Reading Time: 3 minutes

The second year of the Text Analytics Forum took place Washington, DC, last week, and it was good to see the conference building from its first iteration and developing in range.  Tom Reamy, the conference chair and organiser, has shaped this event very much around his view of the text analytics market, and around his book Deep Text (reviewed here).  The event had a great mix of practitioners, users, and an increasing range of solutions were discussed – on which more below.

His view of text analytics is very much an experiential one, based on many assignments with content owners, and has the great value of being thoroughly thought-through, but I think he limits the scope of text analytics in his own presentations rather more than the event as a whole might suggest. Tom is strongly in favour of a rule-based approach, although I tried to show in my presentation that not all analytics problems needed to be solved by rules (and in fact he even suggested himself there were some circumstances where an unsupervised approach works perfectly well).

In his keynote presentation, Tom was very hard on text mining, describing it as “treating words as things rather than understanding them” – but Solr and Elastic Search don’t understand words either, being entirely string-based, and rules are typically dependent on matching strings (and it’s not easy to build a rule that finds “renal” when you search for “kidney”). In any case, text mining can be combined (as UNSILO does) with NLP to provide some meaning-based capability as well, so even if basic text mining is at times meaning-free, it doesn’t mean the result is necessarily inferior to other approaches.

Nor is it true to say that text analytics is primarily auto-classification, since the finding of a peer reviewer for a manuscript of an academic article is not a classification exercise.

But my biggest question was his statement that “deep learning is a dead end in terms of accuracy”, stating it can only reach 60% to 70% accuracy, while rule-based systems could deliver up to 92% accuracy.
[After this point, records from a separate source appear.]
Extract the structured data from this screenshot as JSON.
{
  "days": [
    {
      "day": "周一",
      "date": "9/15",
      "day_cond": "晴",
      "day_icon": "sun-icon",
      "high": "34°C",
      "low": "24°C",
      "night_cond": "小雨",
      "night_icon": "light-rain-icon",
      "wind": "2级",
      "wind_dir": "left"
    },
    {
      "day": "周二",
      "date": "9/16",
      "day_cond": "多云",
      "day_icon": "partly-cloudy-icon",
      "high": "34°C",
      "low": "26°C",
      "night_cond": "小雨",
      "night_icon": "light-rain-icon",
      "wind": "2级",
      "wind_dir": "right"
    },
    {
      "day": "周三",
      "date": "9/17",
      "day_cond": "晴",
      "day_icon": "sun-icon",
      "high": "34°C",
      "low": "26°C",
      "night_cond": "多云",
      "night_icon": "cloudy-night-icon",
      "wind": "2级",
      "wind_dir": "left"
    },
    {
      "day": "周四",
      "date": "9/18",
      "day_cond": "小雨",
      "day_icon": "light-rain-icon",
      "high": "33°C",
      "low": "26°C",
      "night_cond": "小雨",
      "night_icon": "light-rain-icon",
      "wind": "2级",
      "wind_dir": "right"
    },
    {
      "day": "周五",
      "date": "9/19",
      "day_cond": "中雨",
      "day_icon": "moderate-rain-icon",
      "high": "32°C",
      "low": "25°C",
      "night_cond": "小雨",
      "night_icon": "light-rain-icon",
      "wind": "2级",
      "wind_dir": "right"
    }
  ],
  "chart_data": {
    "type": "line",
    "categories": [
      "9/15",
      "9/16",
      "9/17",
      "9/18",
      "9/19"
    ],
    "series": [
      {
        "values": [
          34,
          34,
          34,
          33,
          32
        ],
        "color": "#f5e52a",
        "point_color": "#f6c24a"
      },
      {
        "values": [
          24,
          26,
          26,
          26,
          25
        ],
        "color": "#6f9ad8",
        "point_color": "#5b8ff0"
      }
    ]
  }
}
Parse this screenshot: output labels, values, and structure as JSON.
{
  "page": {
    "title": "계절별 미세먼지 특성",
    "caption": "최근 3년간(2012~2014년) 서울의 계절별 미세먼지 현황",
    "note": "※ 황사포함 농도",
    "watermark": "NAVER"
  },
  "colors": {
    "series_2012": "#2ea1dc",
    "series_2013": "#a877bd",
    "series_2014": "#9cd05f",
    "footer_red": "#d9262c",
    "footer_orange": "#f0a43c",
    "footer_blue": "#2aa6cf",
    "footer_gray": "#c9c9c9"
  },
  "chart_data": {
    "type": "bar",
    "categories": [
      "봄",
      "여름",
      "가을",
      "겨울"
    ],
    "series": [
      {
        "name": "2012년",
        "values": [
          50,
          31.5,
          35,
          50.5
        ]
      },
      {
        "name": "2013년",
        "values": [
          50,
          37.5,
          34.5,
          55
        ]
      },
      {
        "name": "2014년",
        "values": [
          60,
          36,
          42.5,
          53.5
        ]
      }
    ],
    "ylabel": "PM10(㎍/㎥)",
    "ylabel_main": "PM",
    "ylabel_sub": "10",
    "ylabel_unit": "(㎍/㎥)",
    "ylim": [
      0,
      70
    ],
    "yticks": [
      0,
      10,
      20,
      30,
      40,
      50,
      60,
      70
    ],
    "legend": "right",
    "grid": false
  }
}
Such statements as these are meaningless without some description of context, and miss one key point, which is that where a human index is involved in the measurement of a trial, it will inevitably be limited to human agreement – which is rarely above 70%.

The conference itself was admirably wide-ranging, and suggested a number of ways of using text analytics that left everyone at the conference thinking about how they use (or plan to use) this technology. For me, one of the most valuable presentations was not technical at all; it was from the Cognitive Computing Consortium, and showed a simple way of assessing a text analytics application against a number of criteria. Any project could be mapped to a number of sliding scales, such as accuracy or discovery. Key to this visual presentation was the recognition that you could have either one or the other, but moving towards greater accuracy made discovery of necessity more limited. This looks to me like a very simple and effective way of presenting some of the trade-offs from these machine tools. Another useful slogan from Susan Feldman was “no AI without IA”, which I understand to mean there is a very real need for a human managing the AI-based analytics process, to make sure it delivers sensible and effective results. I couldn’t agree more with that.

All in all, an excellent conference, leader (like Tom Reamy’s own book) in a field of its own, and all the more valuable for that. I look forward to next year’s event.